Although Anglos constitute the largest number of patients on dialysis, the number of blacks on dialysis increased 50% from 1990 to 1991, according to a report by the Southern California Renal Disease Council. The number of Latino dialysis patients increased by 19%, while the number of Anglo patients increased 9%, the report said.

Barba attributed the increase among blacks to earlier diagnosis and treatment of kidney disease. In the past, many patients did not seek medical help either for financial reasons or because they were unaware of their condition, she said. Now, with dialysis and transplants covered by Medi-Cal and Medicare insurance, more minorities are seeking help and being treated.

According to ROPA’s report, 50% of the patients who received organ transplants in Los Angeles County in 1991 were Anglo, 26% were Latino and 14% were African-American. The percentages were the same for the 700 kidney transplants performed in the county in 1992, Barba said.

Last year in Los Angeles County, one in four Latinos who were asked agreed to donate organs, while only one in 12 African-Americans consented, Barba said. The average waiting time for African-American patients is longest, about nine months longer than the typical one- to three-year wait for Anglos, depending on blood type, she said. Latinos generally wait about three or four months longer than Anglos.

Among all racial groups, there are more patients with common blood types, such as type O, which makes the demand and consequent waiting period longer for those types.

Advertisement

One major reason for the dearth of minority donors is the lack of information given to them about organ donation.
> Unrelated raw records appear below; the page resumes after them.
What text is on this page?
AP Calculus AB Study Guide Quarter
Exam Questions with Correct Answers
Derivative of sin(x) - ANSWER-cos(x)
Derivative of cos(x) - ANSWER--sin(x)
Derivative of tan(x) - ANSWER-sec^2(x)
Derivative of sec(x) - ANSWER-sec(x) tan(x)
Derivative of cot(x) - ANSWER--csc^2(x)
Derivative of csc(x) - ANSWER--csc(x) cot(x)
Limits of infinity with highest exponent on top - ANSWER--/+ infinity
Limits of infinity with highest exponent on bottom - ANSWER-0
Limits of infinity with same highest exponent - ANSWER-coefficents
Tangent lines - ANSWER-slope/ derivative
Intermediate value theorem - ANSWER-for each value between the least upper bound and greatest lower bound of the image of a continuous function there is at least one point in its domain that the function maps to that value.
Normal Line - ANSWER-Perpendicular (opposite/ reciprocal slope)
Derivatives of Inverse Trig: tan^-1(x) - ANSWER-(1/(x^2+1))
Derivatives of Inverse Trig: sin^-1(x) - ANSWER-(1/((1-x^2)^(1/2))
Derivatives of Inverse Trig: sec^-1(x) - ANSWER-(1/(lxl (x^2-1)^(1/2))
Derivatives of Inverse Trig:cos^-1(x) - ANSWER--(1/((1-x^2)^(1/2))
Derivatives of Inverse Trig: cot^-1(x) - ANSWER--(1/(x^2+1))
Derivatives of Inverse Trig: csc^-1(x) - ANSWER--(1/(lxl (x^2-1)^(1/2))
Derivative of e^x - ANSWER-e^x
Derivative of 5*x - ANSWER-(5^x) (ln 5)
Barba said she has encountered many people who are not aware that they can sign up to donate their organs, and many who believe that organ donation results in disfigurement of the deceased and prevents a proper funeral.

Some potential donors also are concerned about how their organs will be used, but Barba said donors or their families can specify which organs will be donated, who will get them and whether they will be used in research or transplants. Donors must be brain dead before their organs can be removed for transplant, Barba said.
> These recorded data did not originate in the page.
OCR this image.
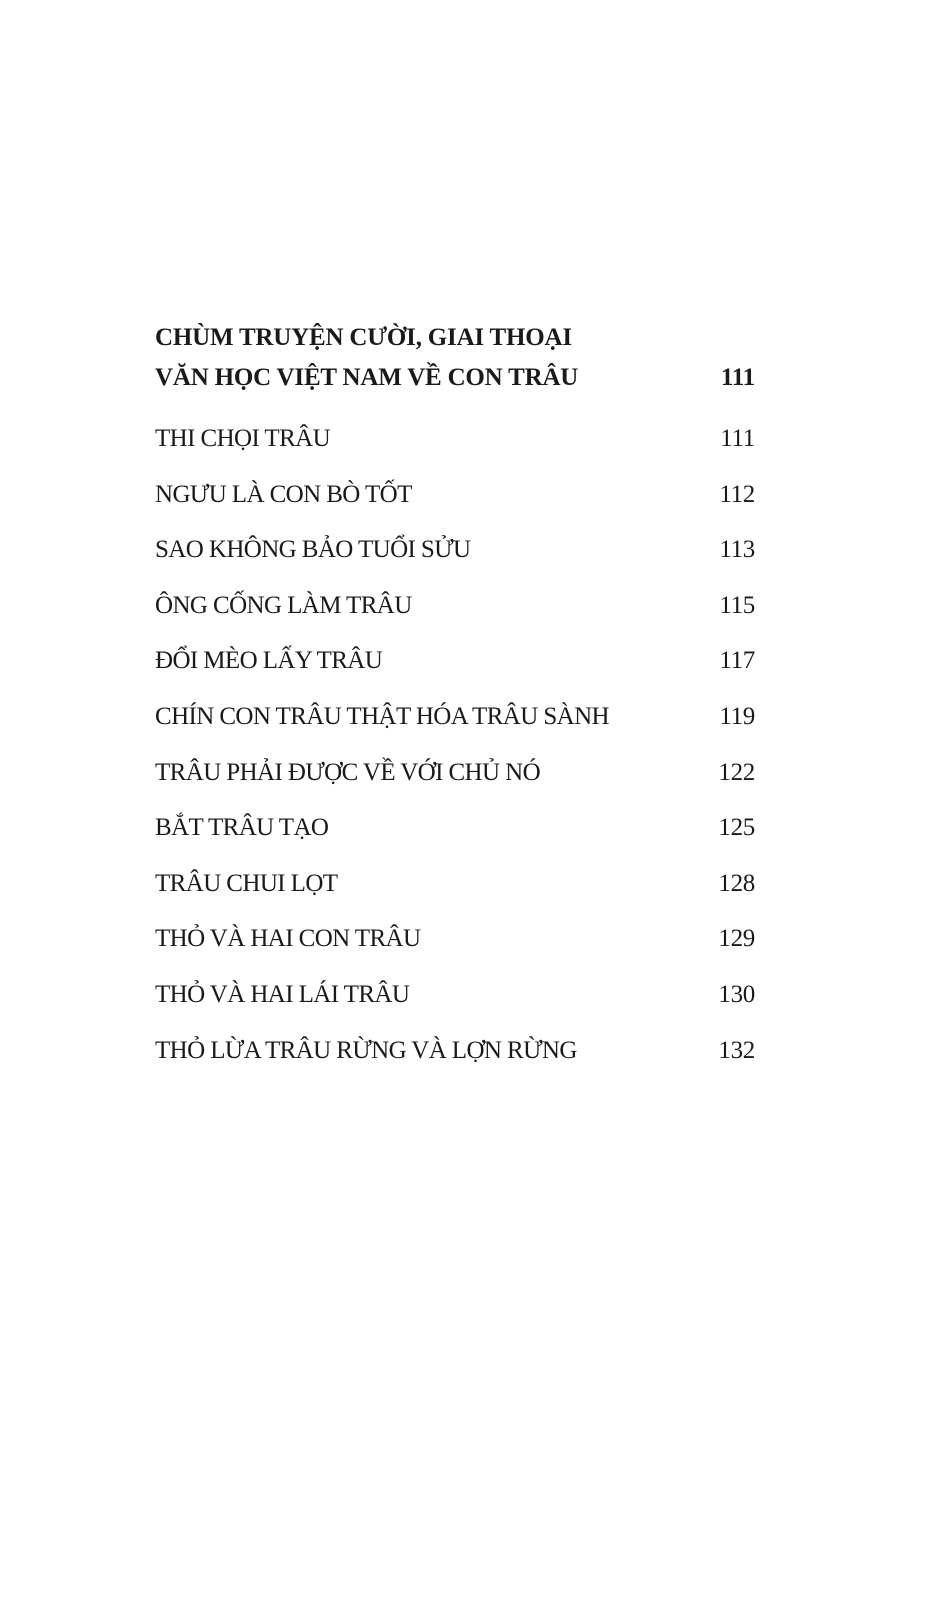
CHÙM TRUYỆN CƯỜI, GIAI THOẠI
VĂN HỌC VIỆT NAM VỀ CON TRÂU	111
THI CHỌI TRÂU	111
NGƯU LÀ CON BÒ TỐT	112
SAO KHÔNG BẢO TUỔI SỬU	113
ÔNG CỐNG LÀM TRÂU	115
ĐỔI MÈO LẤY TRÂU	117
CHÍN CON TRÂU THẬT HÓA TRÂU SÀNH	119
TRÂU PHẢI ĐƯỢC VỀ VỚI CHỦ NÓ	122
BẮT TRÂU TẠO	125
TRÂU CHUI LỌT	128
THỎ VÀ HAI CON TRÂU	129
THỎ VÀ HAI LÁI TRÂU	130
THỎ LỪA TRÂU RỪNG VÀ LỢN RỪNG	132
There is also the feeling among minorities that they are being used by a medical system that has ignored their needs in the past, medical officials said.
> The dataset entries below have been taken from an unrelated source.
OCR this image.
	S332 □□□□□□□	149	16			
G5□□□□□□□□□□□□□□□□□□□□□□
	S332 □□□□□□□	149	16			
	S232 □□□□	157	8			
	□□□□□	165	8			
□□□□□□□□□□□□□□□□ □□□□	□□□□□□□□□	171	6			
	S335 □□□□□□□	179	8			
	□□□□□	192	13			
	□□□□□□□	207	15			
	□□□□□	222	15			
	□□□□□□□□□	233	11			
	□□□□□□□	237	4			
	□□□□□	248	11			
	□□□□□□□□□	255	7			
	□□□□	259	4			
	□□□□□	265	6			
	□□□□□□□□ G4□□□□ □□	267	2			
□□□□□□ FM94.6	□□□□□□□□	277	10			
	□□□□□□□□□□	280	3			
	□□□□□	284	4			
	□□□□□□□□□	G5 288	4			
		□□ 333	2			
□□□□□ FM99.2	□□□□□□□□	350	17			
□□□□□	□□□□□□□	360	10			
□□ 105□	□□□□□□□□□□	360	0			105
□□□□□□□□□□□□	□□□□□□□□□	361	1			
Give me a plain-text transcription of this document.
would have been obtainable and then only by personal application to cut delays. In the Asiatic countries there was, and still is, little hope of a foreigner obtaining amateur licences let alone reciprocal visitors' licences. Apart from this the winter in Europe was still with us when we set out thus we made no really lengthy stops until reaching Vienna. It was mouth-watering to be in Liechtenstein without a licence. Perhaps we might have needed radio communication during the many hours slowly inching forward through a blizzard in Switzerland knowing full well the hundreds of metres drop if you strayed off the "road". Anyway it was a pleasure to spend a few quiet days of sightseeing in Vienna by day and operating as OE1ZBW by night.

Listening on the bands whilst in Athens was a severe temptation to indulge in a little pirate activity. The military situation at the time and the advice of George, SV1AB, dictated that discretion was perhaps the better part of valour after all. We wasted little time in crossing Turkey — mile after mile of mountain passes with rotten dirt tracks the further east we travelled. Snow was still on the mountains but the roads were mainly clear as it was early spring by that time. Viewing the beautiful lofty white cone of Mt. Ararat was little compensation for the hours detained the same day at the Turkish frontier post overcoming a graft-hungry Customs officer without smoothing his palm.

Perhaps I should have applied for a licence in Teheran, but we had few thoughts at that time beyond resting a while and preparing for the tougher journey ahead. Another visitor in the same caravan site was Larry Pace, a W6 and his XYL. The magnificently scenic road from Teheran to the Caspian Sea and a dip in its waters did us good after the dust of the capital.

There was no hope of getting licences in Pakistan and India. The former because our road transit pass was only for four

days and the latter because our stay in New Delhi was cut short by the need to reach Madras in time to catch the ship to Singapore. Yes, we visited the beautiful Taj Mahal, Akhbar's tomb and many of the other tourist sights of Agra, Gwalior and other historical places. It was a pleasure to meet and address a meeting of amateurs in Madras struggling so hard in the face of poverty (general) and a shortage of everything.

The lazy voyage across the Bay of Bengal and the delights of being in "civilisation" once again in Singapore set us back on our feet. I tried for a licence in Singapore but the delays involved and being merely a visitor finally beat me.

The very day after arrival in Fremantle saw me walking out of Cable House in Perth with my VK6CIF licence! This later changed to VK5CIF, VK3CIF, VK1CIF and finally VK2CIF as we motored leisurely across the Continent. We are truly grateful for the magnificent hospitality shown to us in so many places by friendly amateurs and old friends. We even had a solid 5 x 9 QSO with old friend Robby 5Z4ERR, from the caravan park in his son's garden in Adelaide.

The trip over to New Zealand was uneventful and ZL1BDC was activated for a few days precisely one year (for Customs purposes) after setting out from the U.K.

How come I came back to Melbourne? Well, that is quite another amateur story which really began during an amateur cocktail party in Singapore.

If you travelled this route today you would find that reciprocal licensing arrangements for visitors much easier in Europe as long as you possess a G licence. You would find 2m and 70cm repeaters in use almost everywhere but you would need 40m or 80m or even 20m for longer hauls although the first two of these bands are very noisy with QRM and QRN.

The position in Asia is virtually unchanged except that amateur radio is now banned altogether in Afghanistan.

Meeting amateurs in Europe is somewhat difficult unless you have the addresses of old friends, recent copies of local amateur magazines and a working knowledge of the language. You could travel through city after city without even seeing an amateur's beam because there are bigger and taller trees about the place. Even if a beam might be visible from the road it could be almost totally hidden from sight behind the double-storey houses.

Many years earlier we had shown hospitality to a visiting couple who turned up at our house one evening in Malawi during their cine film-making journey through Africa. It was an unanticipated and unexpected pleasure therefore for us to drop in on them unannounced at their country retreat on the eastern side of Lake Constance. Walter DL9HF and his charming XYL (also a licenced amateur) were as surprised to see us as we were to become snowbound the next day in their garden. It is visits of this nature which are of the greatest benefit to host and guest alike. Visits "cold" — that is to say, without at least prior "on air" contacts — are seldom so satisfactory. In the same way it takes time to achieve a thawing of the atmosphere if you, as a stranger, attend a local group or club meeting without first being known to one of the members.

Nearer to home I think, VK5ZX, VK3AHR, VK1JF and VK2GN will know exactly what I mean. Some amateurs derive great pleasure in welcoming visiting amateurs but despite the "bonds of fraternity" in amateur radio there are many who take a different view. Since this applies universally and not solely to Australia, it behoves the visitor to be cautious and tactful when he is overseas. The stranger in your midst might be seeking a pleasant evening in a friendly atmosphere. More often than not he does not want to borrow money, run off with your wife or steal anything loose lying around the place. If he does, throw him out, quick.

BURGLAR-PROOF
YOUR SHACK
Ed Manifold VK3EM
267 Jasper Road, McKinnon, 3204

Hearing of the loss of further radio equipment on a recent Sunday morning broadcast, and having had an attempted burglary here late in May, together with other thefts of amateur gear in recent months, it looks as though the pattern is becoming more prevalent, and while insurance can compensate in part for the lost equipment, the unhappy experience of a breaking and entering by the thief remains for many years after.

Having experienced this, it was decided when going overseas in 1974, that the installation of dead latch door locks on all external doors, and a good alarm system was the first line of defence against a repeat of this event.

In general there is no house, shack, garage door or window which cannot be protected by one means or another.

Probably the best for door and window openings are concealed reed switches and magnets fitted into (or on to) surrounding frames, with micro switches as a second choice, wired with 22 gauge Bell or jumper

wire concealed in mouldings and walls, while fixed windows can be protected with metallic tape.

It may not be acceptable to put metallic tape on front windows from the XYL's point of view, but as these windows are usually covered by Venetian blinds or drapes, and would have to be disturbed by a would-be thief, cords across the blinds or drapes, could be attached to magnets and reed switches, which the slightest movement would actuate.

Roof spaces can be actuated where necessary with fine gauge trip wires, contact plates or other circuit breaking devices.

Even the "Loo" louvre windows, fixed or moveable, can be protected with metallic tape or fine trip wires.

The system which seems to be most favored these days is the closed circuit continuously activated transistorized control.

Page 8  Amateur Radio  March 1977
“People get this feeling that they didn’t get what they needed when they were ill, and all of a sudden someone’s asking them to donate their loved ones’ kidney and heart and eyes,” said Luz Diaz, a family services coordinator for ROPA.

ROPA employees cover 160 hospitals from the San Fernando Valley to Orange County, supporting families whose loved ones are dying and talking to them about donating vital organs. Most of the donors have been victims of shootings, other crimes or accidental deaths.

Carlos Beteta, 25, figures that, if tests determine that his sister is not a suitable donor, he will have to wait about a year for a transplant. In the meantime, Beteta, whose kidney disease was diagnosed last August, travels three times a week from his Watts home to a clinic in Torrance for three-hour dialysis treatments.

Advertisement

“For right now, I just stay home and wait,” Beteta said. “I can’t get a job because I have to go to dialysis, and I don’t know when I can get a kidney because I’m on a long list.”

While the wait for a transplant may be long, neither Beteta nor others on dialysis are in danger of dying. In fact, Diaz said, many patients opt to stay on dialysis permanently rather than have a kidney transplant because they are afraid of going into surgery or receiving a kidney from a stranger.

But in many cases, relatives and friends of patients needing transplants often are moved by the experience to offer their kidneys or other organs, Diaz said.

“When people think organ donation, they think ‘Oh, they’re going to cut them up in parts,’ ” Diaz said. “This is not an autopsy, this is to save a life.”

Solving the problem means educating people, either through health seminars, public service announcements on radio and television, or through patients themselves, officials said.

But none of that guarantees an immediate increase in the number of donors.

“Donation isn’t for everyone,” Diaz said. “Not everyone can handle that emotion. But it is something that many people can do, once they understand it better.”